Cuando el presidente Reagan tomó posesión en 1981, dio un apoyo pleno a los crímenes
internos de Sudáfrica y a la depredación asesina en países vecinos. Estas políticas se
justificaban en el marco de la guerra contra el terrorismo que Reagan había declarado al
llegar a la presidencia. En 1988, el Congreso Nacional de Nelson Mandela fue designado
como “uno de los grupos terroristas más importantes” (de hecho, el propio Mandela no fue
excluido de la “lista de terroristas” de Washington hasta 2008). Sudáfrica se mostraba
desafiante, e incluso triunfal: sus enemigos internos estaban aplastados y disfrutaba del
apoyo sólido del único Estado que importaba en el sistema global. Poco después, la política
estadounidense cambió. Muy probablemente los guardianes de los intereses empresariales
de EEUU y Sudáfrica se dieron cuenta de que les iría mejor si se ponía fin al lastre del
apartheid. Y este no tardó en desplomarse.

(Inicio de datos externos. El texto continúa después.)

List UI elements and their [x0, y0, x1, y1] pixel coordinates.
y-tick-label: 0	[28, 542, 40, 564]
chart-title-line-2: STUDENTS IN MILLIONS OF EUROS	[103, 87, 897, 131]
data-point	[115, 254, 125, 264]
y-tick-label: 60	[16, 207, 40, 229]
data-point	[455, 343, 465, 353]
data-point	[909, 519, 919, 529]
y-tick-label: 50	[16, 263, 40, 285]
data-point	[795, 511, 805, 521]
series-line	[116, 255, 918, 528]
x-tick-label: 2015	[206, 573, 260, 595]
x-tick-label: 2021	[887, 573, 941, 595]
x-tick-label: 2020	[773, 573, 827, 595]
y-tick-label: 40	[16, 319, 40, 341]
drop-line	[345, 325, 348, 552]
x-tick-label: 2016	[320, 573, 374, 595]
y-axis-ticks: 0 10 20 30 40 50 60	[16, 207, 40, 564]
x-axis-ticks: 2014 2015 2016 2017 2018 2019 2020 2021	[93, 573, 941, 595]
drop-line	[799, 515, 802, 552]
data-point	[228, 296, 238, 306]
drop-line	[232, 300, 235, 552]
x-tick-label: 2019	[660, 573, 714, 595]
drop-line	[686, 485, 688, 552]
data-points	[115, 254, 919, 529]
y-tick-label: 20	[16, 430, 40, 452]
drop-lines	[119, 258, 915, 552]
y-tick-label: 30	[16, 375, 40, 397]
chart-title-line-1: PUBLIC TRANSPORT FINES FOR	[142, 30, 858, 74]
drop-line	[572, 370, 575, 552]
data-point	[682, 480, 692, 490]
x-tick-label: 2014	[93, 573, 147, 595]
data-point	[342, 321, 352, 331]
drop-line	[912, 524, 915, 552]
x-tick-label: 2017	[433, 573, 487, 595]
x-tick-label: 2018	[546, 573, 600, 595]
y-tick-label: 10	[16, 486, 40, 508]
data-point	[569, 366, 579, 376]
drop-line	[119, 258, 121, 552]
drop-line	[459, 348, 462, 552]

Sudáfrica no es el único caso reciente en el que la retirada del apoyo de EEUU a crímenes ha
generado un progreso significativo.
¿Puede haber una transformación semejante en Israel que abra el camino hacia un arreglo
diplomático? Entre los impedimentos más arraigados se encuentran los estrechos vínculos
militares y de los servicios de inteligencia entre EEUU e Israel. El apoyo mayor a los
crímenes de Israel proviene del mundo de los negocios. La industria tecnológica
estadounidense está estrechamente integrada en su contraparte israelí. Por citar sólo un
ejemplo, el mayor fabricante mundial de chips, Intel, está actualmente estableciendo su
centro de producción más avanzado en Israel.
Un cable estadounidense revelado por Wikileaks señala que las industrias militares Rafael,en
Haifa, son consideradas vitales para los intereses de EEUU debido a la producción de
bombas de racimo; Rafael ya había desplazado algunas operaciones a EEUU para tener
mejor acceso a la ayuda y mercado estadounidenses. También hay un poderoso lobby
israelí, aunque, por supuesto, mucho menos influyente que los lobbies militar y de negocios.
También intervienen factores culturales. El sionismo cristiano es muy anterior al sionismo
judío y no se limita a la tercera parte de la población de EEUU que cree en la verdad literal
de la Biblia. Cuando el general británico Edmund Allenby conquistó Jerusalén en 1917, la
prensa nacional declaró que él era Ricardo Corazón de León, que finalmente había rescatado
la Tierra Santa de manos de los infieles. En consecuencia, el siguiente paso es que los judíos
regresen a la tierra que les fue prometida por el Señor. Dando voz a un punto de vista
común de la élite, Harold Ickes, secretario del Interior de Franklin Roosevelt, describió la
colonización de Palestina como un logro “sin comparación en la historia de la raza humana”.
También existe una simpatía instintiva por una sociedad de colonizadores que se percibe
como una reproducción de la propia historia de EEUU, que supuestamente llevó la
civilización a la tierras que los nativos, no merecedores de ellas, habían estado
desaprovechando; doctrinas profundamente arraigadas a lo largo de siglos de colonialismo.
Para desatascar este conflicto será necesario desmontar la ilusión reinante de que EEUU es
“un honesto intermediador” que trata desesperadamente de reconciliar a adversarios
enconados y reconocer que las negociaciones serias se tendrían que dar entre el dúo EEUU-
Israel y el resto del mundo. Si los centros de poder de EEUU se ven forzados por la opinión
popular a abandonar las políticas que han seguido a lo largo de las últimas décadas, muchas
perspectivas que parecen remotas se podrían tornar repentinamente posibles.